Por Carlos Figueiredo*

(Imagem: pintura de Paulo Medeiros)
Smile Bike é o nome de um projeto que junta três entidades que querem contribuir para que mais pessoas possam ter transporte sem custos para poderem aceder a emprego.
Research é o nome de um outro projeto que junta duas empresas com o objetivo de antecipar necessidades de comunicação entre pessoas em modo de entretenimento.
Os dois promotores e empreendedores querem servir a sociedade por via daqueles projetos resultando destes um usufruto gratuito. O alvo do Smile Bike são pessoas de Moçambique. O alvo do Research são pessoas de todo o mundo.

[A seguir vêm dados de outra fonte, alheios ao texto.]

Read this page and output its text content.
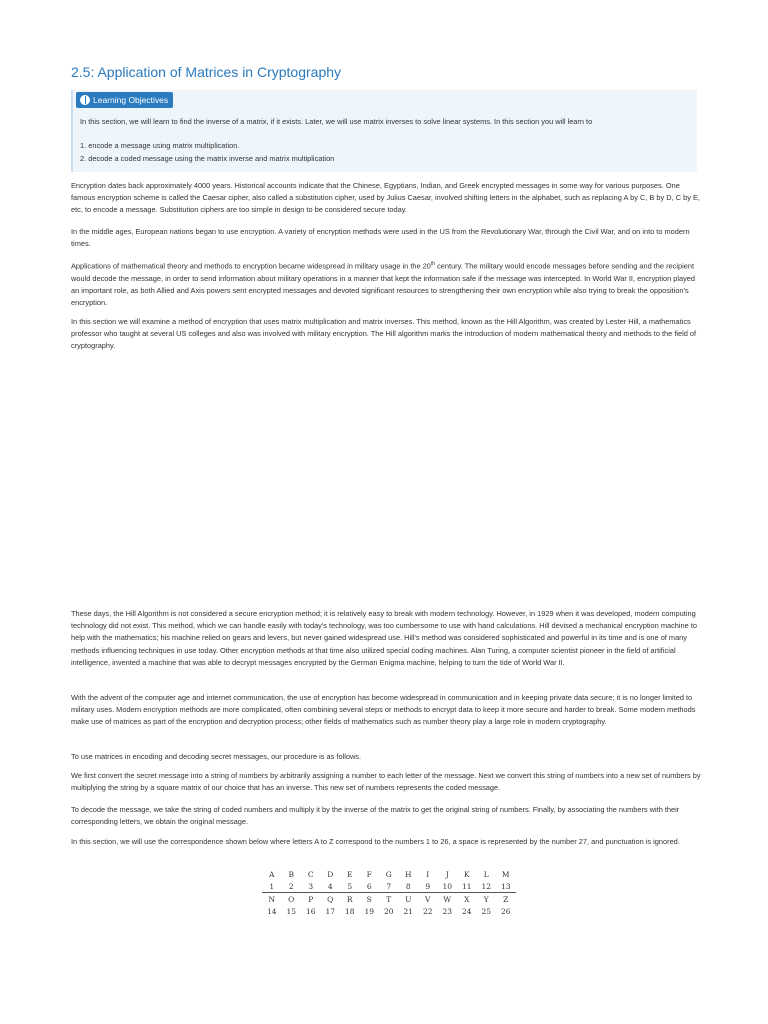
2.5: Application of Matrices in Cryptography
Learning Objectives
In this section, we will learn to find the inverse of a matrix, if it exists. Later, we will use matrix inverses to solve linear systems. In this section you will learn to
1. encode a message using matrix multiplication.
2. decode a coded message using the matrix inverse and matrix multiplication

Encryption dates back approximately 4000 years. Historical accounts indicate that the Chinese, Egyptians, Indian, and Greek encrypted messages in some way for various purposes. One famous encryption scheme is called the Caesar cipher, also called a substitution cipher, used by Julius Caesar, involved shifting letters in the alphabet, such as replacing A by C, B by D, C by E, etc, to encode a message. Substitution ciphers are too simple in design to be considered secure today.

In the middle ages, European nations began to use encryption. A variety of encryption methods were used in the US from the Revolutionary War, through the Civil War, and on into to modern times.

Applications of mathematical theory and methods to encryption became widespread in military usage in the 20th century. The military would encode messages before sending and the recipient would decode the message, in order to send information about military operations in a manner that kept the information safe if the message was intercepted. In World War II, encryption played an important role, as both Allied and Axis powers sent encrypted messages and devoted significant resources to strengthening their own encryption while also trying to break the opposition's encryption.

In this section we will examine a method of encryption that uses matrix multiplication and matrix inverses. This method, known as the Hill Algorithm, was created by Lester Hill, a mathematics professor who taught at several US colleges and also was involved with military encryption. The Hill algorithm marks the introduction of modern mathematical theory and methods to the field of cryptography.

These days, the Hill Algorithm is not considered a secure encryption method; it is relatively easy to break with modern technology. However, in 1929 when it was developed, modern computing technology did not exist. This method, which we can handle easily with today's technology, was too cumbersome to use with hand calculations. Hill devised a mechanical encryption machine to help with the mathematics; his machine relied on gears and levers, but never gained widespread use. Hill's method was considered sophisticated and powerful in its time and is one of many methods influencing techniques in use today. Other encryption methods at that time also utilized special coding machines. Alan Turing, a computer scientist pioneer in the field of artificial intelligence, invented a machine that was able to decrypt messages encrypted by the German Enigma machine, helping to turn the tide of World War II.

With the advent of the computer age and internet communication, the use of encryption has become widespread in communication and in keeping private data secure; it is no longer limited to military uses. Modern encryption methods are more complicated, often combining several steps or methods to encrypt data to keep it more secure and harder to break. Some modern methods make use of matrices as part of the encryption and decryption process; other fields of mathematics such as number theory play a large role in modern cryptography.

To use matrices in encoding and decoding secret messages, our procedure is as follows.

We first convert the secret message into a string of numbers by arbitrarily assigning a number to each letter of the message. Next we convert this string of numbers into a new set of numbers by multiplying the string by a square matrix of our choice that has an inverse. This new set of numbers represents the coded message.

To decode the message, we take the string of coded numbers and multiply it by the inverse of the matrix to get the original string of numbers. Finally, by associating the numbers with their corresponding letters, we obtain the original message.

In this section, we will use the correspondence shown below where letters A to Z correspond to the numbers 1 to 26, a space is represented by the number 27, and punctuation is ignored.

A	B	C	D	E	F	G	H	I	J	K	L	M
1	2	3	4	5	6	7	8	9	10	11	12	13
N	O	P	Q	R	S	T	U	V	W	X	Y	Z
14	15	16	17	18	19	20	21	22	23	24	25	26
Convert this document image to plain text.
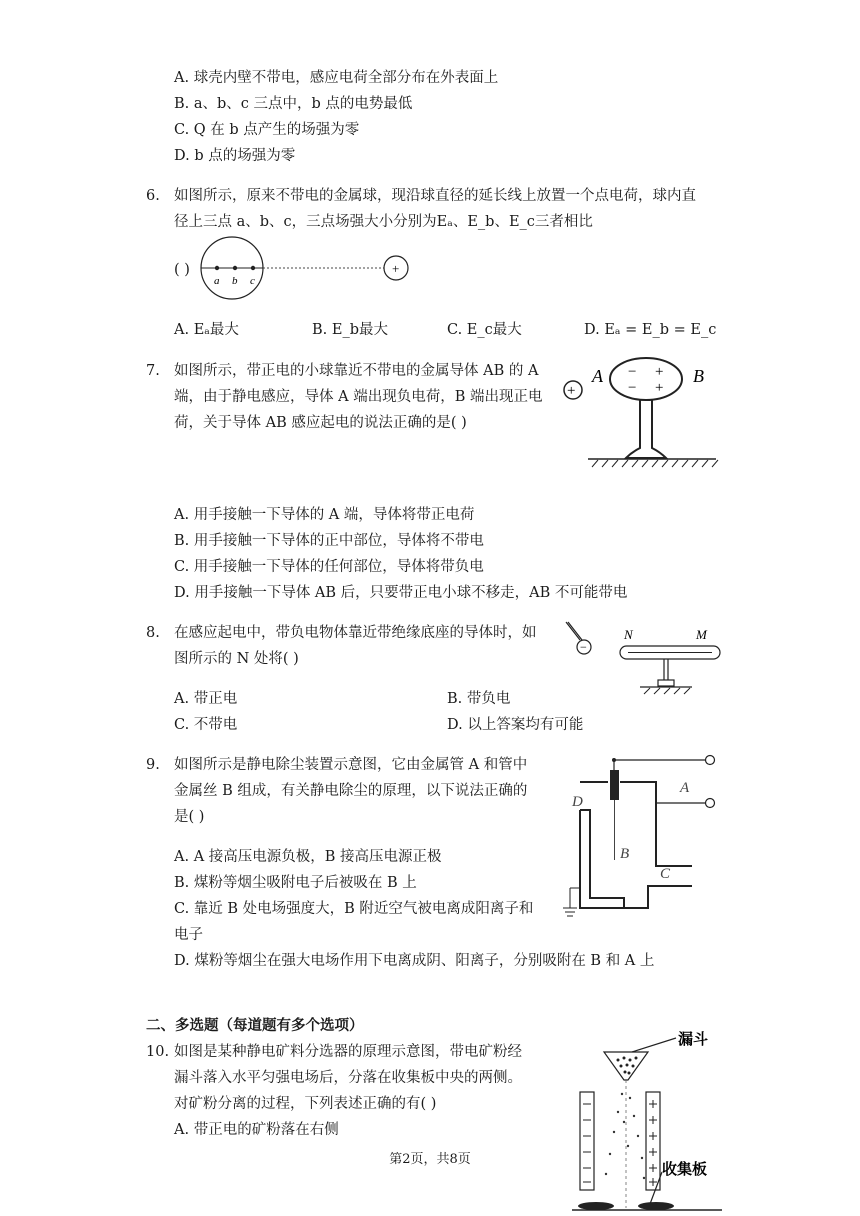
A. 球壳内壁不带电，感应电荷全部分布在外表面上
B. a、b、c 三点中，b 点的电势最低
C. Q 在 b 点产生的场强为零
D. b 点的场强为零
6. 如图所示，原来不带电的金属球，现沿球直径的延长线上放置一个点电荷，球内直
径上三点 a、b、c，三点场强大小分别为Eₐ、E_b、E_c三者相比
( )
a b c
+
A. Eₐ最大	B. E_b最大	C. E_c最大	D. Eₐ = E_b = E_c
7. 如图所示，带正电的小球靠近不带电的金属导体 AB 的 A
端，由于静电感应，导体 A 端出现负电荷，B 端出现正电
荷，关于导体 AB 感应起电的说法正确的是( )
+
A	B
−
−
+
+
A. 用手接触一下导体的 A 端，导体将带正电荷
B. 用手接触一下导体的正中部位，导体将不带电
C. 用手接触一下导体的任何部位，导体将带负电
D. 用手接触一下导体 AB 后，只要带正电小球不移走，AB 不可能带电
8. 在感应起电中，带负电物体靠近带绝缘底座的导体时，如
图所示的 N 处将( )
−
N	M
A. 带正电	B. 带负电
C. 不带电	D. 以上答案均有可能
9. 如图所示是静电除尘装置示意图，它由金属管 A 和管中
金属丝 B 组成，有关静电除尘的原理，以下说法正确的
是( )
A
B
C
D
A. A 接高压电源负极，B 接高压电源正极
B. 煤粉等烟尘吸附电子后被吸在 B 上
C. 靠近 B 处电场强度大，B 附近空气被电离成阳离子和
电子
D. 煤粉等烟尘在强大电场作用下电离成阴、阳离子，分别吸附在 B 和 A 上
二、多选题（每道题有多个选项）
10. 如图是某种静电矿料分选器的原理示意图，带电矿粉经
漏斗落入水平匀强电场后，分落在收集板中央的两侧。
对矿粉分离的过程，下列表述正确的有( )
A. 带正电的矿粉落在右侧
漏斗
收集板
第2页，共8页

O primeiro projeto, que visa angariar fundos para a compra de bicicletas, usa a tríade parceira para alargar a rede de doadores e alcançar o alvo. Para isso faz uso do know-how de um empreendedor no setor das bici, beneficia do carisma e capital de credibilidade mobilizador do parceiro cultural, a ACERT Tondela, e tira partido do conhecimento de uma ONG que opera em Moçambique.
O segundo projeto quer saber sobre hábitos e tendências de utilização de informação em smartphones por pré-adolescentes (13 anos). Para isso engenheira data analytics, ou seja, trata estatisticamente os dados recolhidos e analisa por estes padrões de comportamento, e acede aos “escutados” via parceiro, que procede à identificação do alvo e ao pagamento pela sua participação. Os dados dos equipamentos dos indivíduos alvo incluem, ainda, dados de terceiros – quem interage com os “escutados”, embora desconhecendo que são alvo de “escuta”.
O ideólogo do Smile Bike é Nelson Martins, da empresa VeloConcept. O rosto do Research é Mark Zuckerberg, patrão do Facebook. A semelhança entre estes empreendedores é o seu foco no saber fazer, bem. Um quer fazer o bem, o outro bem. A diferença não é semântica, é de forma. O título da notícia que refere cada um destes projetos é disso revelador: in Jornal o Centro: “Empresa de Viseu vai enviar 50 bicicletas para Moçambique”; in Wired: “By defying Apple’s rules, Facebook shows it never learns” .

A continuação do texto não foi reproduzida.